A Comparison of Segmentation Methods for Semantic OctoMap Generation

Semantic mapping plays a critical role in enabling autonomous vehicles to understand and navigate complex environments. Instead of computationally demanding 3D segmentation of point clouds, we propose efficient segmentation on RGB images and projection of the corresponding LIDAR measurements on the semantic OctoMap. This study presents a comparative evaluation of different semantic segmentation methods and examines the impact of input image resolution on the accuracy of 3D semantic environment reconstruction, inference time, and computational resource usage. The experiments were conducted using an ROS 2-based pipeline that combines RGB images and LiDAR point clouds.

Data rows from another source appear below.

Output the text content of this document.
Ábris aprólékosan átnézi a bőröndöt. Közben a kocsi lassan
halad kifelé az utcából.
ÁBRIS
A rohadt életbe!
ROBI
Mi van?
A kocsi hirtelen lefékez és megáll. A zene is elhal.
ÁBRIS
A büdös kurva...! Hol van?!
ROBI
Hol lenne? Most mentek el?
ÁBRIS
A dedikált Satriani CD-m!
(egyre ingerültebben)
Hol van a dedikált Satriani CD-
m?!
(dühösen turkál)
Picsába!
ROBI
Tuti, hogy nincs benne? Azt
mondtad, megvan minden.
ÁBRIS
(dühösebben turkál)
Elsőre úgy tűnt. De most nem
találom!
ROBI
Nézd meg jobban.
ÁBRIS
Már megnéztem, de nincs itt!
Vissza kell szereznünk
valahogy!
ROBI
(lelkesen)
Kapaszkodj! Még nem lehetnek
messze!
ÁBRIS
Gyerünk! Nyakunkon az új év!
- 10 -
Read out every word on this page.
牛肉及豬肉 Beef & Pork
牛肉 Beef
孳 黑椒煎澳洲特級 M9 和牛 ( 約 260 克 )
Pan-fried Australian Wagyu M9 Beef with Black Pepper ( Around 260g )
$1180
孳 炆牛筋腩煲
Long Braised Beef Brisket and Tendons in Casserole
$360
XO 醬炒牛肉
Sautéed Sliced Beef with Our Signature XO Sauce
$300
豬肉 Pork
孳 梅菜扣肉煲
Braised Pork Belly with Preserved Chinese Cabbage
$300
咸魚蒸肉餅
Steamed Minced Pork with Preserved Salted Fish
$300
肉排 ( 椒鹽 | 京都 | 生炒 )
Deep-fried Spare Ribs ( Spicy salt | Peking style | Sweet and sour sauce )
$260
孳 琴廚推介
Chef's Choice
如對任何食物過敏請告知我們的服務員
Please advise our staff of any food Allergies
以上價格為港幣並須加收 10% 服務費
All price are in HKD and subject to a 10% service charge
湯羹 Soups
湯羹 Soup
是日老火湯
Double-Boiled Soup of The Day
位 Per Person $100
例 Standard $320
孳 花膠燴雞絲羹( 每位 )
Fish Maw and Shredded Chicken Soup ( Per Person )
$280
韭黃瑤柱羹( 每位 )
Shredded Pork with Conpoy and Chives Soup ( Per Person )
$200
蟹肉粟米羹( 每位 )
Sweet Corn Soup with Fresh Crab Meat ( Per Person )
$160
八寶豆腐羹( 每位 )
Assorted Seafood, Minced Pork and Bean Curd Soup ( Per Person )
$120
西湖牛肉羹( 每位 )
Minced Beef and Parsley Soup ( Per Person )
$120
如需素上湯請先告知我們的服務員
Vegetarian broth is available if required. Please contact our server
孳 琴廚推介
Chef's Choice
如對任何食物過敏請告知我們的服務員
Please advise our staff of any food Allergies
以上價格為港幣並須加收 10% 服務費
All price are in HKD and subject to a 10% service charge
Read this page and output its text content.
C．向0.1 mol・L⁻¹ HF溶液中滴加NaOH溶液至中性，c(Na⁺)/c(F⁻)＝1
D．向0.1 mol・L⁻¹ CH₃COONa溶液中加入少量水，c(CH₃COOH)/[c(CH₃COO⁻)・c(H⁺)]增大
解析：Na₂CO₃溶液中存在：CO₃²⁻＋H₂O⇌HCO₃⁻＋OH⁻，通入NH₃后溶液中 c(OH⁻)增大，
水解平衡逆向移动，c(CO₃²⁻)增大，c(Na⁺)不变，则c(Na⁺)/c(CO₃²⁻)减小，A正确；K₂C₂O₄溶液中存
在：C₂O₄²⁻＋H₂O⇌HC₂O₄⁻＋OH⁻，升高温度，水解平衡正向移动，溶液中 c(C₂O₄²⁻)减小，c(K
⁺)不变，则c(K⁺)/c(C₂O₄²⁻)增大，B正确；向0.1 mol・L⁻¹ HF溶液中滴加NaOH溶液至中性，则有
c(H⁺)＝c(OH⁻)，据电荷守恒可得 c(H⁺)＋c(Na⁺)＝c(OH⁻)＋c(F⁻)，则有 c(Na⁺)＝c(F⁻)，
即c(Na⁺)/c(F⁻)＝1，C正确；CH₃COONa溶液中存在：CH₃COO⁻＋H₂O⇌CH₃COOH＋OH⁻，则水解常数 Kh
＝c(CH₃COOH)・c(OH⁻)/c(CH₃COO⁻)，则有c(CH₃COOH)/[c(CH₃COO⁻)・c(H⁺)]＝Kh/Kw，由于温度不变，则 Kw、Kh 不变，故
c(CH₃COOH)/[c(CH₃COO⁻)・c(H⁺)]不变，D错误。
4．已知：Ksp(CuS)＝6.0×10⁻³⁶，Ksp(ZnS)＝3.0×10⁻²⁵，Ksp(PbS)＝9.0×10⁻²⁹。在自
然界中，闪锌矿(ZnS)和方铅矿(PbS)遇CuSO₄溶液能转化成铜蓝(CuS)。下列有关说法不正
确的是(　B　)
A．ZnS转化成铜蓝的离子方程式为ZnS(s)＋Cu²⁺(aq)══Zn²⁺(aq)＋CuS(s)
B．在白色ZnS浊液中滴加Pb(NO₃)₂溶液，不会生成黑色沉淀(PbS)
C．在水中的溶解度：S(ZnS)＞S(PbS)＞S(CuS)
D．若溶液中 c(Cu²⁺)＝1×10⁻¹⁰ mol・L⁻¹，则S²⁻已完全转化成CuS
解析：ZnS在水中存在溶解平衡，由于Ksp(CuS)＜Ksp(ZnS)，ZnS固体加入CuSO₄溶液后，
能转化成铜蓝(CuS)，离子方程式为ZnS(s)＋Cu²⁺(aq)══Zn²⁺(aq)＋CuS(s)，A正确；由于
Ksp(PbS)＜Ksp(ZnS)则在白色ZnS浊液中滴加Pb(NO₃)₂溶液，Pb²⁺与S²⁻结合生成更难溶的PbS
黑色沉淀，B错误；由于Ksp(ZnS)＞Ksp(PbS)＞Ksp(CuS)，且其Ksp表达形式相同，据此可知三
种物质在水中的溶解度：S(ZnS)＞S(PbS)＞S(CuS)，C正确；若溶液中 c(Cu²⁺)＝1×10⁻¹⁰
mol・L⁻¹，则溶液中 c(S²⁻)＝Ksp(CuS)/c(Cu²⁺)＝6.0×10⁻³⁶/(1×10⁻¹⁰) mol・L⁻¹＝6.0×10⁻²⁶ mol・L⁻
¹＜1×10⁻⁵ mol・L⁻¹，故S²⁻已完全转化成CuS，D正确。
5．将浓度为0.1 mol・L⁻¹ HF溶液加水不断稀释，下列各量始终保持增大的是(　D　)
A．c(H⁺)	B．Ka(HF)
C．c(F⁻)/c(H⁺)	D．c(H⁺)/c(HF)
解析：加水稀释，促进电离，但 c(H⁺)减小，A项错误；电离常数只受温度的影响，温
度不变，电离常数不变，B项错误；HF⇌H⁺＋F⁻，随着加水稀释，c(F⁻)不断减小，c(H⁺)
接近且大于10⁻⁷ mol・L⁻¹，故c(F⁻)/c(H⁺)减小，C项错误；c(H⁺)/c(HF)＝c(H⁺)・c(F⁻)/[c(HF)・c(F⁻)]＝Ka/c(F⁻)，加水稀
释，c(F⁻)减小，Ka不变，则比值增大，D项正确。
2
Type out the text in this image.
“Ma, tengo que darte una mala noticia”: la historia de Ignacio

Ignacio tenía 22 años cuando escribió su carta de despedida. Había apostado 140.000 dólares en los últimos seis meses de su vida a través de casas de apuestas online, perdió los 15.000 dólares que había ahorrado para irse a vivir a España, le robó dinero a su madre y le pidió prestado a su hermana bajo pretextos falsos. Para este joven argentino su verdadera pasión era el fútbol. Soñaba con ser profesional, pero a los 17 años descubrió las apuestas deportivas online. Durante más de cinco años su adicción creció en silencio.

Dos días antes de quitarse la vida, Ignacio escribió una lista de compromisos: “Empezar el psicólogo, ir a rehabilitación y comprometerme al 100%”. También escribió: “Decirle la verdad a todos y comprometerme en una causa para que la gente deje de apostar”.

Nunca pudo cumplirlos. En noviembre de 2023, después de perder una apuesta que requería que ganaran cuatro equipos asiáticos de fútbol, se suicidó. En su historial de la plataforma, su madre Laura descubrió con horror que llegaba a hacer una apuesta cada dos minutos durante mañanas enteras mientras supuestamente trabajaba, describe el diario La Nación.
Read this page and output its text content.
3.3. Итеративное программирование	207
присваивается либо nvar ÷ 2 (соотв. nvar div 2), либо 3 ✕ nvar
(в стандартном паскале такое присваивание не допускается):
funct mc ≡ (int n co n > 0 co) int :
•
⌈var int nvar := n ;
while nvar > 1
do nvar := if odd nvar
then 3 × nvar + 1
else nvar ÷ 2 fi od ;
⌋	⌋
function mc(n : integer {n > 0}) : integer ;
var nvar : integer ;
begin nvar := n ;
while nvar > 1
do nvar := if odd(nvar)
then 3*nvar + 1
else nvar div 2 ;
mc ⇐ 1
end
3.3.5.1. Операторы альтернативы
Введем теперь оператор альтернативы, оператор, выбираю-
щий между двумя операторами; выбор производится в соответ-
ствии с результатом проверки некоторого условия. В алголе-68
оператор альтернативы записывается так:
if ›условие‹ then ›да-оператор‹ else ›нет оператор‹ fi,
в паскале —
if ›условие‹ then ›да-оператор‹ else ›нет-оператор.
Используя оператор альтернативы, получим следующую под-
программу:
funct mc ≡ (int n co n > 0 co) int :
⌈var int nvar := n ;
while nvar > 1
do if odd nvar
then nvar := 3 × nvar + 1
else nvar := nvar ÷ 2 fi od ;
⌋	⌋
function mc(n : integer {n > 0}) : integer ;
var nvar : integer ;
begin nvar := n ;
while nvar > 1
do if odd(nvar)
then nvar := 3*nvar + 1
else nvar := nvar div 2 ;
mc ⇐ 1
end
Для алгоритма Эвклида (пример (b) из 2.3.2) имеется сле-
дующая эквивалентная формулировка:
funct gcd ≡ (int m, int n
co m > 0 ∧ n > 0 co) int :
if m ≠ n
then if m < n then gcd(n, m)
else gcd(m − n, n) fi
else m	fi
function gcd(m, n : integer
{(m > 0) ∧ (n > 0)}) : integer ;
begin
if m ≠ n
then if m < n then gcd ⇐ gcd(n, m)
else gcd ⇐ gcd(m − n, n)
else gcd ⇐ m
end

Semantic segmentation is performed using ONNX-exported deep neural networks, with class predictions projected onto corresponding 3D LiDAR data using calibrated extrinsic. The resulting semantically annotated point clouds are fused into a probabilistic 3D representation using an OctoMap, where each voxel stores both occupancy and semantic class information. Multiple encoder–decoder architectures with various backbone configurations are evaluated in terms of segmentation quality, latency, memory footprint, and GPU utilization. Furthermore, a comparison between high and low image resolutions is conducted to assess trade-offs between model accuracy and real-time applicability.